On Friday, I watched Jim Lehrer introduce the changes being made to his program and wondered, as I often do, what he might have to say about it at the breakfast table. The jist of the changes, as best I can tell, go something like this: the name of the program is being changed from The News Hour with Jim Lehrer to The PBS News Hour. At the same time, the Web site is being enhanced and brought into closer alignment with the broadcast. There will be graphics, and there will be videos. Along with, of course, Facebook, and Twitter and blogs.

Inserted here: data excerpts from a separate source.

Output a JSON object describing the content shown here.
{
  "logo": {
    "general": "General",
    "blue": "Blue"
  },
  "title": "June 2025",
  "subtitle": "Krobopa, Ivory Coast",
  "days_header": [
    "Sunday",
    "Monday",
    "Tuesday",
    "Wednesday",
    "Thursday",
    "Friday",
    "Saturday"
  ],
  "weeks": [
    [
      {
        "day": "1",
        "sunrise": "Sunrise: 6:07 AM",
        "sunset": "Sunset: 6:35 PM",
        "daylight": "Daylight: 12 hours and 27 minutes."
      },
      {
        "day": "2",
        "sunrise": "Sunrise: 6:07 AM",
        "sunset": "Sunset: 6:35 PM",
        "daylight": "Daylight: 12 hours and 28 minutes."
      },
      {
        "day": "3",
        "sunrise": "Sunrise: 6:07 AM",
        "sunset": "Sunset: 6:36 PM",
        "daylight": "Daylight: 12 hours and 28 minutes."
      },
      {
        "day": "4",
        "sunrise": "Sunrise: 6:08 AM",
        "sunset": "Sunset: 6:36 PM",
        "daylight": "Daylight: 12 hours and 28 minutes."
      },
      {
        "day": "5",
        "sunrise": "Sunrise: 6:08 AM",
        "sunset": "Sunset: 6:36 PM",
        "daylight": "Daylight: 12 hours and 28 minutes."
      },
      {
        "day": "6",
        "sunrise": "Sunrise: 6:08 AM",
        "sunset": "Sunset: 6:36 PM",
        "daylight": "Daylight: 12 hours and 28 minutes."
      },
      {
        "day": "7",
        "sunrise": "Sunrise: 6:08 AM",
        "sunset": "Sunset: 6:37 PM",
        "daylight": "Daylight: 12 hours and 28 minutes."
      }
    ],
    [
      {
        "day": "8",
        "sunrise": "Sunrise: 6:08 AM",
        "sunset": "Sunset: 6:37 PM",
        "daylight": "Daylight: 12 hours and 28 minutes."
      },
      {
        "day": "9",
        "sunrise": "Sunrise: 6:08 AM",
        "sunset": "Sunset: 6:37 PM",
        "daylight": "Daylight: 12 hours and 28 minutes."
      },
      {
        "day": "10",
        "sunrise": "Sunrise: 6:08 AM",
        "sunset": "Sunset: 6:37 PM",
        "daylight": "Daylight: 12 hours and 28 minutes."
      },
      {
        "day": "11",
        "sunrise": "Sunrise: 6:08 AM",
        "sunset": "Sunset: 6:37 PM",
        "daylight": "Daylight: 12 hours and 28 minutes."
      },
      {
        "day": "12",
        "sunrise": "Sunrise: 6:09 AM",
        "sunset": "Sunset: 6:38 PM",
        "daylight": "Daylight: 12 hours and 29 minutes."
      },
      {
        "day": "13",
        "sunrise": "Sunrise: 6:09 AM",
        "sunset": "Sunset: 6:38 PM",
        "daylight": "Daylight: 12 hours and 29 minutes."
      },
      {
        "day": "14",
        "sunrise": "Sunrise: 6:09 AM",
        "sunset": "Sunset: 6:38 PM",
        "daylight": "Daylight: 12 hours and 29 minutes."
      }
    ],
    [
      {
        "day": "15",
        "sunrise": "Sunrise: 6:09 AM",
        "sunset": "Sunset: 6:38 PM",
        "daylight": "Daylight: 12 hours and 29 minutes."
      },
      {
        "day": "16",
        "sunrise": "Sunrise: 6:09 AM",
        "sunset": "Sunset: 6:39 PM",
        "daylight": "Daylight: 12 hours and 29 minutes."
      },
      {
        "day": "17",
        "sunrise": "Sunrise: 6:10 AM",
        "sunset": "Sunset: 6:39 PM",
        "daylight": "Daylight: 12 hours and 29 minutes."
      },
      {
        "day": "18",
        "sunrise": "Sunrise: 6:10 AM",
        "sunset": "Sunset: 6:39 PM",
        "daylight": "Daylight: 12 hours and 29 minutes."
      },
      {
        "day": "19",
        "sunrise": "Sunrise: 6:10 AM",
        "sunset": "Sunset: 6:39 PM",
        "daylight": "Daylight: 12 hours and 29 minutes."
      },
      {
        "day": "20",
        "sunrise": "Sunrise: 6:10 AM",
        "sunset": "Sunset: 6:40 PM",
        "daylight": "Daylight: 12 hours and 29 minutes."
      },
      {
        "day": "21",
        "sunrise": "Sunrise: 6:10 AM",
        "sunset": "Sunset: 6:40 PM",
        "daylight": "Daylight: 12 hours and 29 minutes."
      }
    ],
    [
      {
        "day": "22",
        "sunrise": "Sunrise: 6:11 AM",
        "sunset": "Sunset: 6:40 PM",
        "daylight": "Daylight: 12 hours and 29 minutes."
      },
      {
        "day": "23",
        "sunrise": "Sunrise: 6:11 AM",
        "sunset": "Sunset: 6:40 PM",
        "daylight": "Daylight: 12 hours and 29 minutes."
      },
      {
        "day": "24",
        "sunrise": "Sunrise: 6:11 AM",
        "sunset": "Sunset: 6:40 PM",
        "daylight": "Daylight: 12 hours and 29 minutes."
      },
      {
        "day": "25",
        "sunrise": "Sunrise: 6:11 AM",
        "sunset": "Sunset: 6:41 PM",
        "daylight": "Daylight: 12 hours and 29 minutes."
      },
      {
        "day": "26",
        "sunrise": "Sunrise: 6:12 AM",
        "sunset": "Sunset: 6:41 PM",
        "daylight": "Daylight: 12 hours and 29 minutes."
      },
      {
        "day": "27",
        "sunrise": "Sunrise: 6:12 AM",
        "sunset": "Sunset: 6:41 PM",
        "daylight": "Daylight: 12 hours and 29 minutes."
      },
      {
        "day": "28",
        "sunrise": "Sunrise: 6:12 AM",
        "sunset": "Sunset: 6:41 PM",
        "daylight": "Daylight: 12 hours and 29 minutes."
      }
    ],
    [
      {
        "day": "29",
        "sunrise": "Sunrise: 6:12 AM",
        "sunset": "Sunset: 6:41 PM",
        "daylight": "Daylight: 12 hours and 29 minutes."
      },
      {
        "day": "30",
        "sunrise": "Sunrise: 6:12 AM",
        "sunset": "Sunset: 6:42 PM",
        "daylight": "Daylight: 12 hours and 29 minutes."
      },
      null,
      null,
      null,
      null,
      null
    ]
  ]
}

Pardon my language, but after hearing that bunch of non information, all I could wonder was, who gives a shit? As usual, I thought, the marketing people have managed to turn their lame attempt at relevance into a news story – literally, in this case. I shudder to think at the amount of time and money that was wasted on this schlock in order to advance a few egos that have likely already been hopelessly inflated. It’s yet another example of the sheer power that’s been amassed by the C students. But Jim Lehrer – and this is one of the many reasons I love the man even though we’ve never met – managed to reserve the last word for himself. I cannot recreate how this transpired exactly, but he somehow ended the show with this. Does The News Hour have a list of rules? Why yes, Jim Lehrer said, as a matter of fact we do, and even though the Web site and name are changing, the rules remain. And then he read them, not from a teleprompter but from paper. The rules themselves, with one exception, were pretty standard: respect your sources, don’t resort to anonymous sources unless absolutely, undeniably necessary, do not allow a story to become about someone’s personal life unless it is demonstrably critical to the story itself. “And finally, we are not in the entertainment business,” he said, placing his emphasis on the word ‘not’ in the manner usually reserved for the word ‘killed.’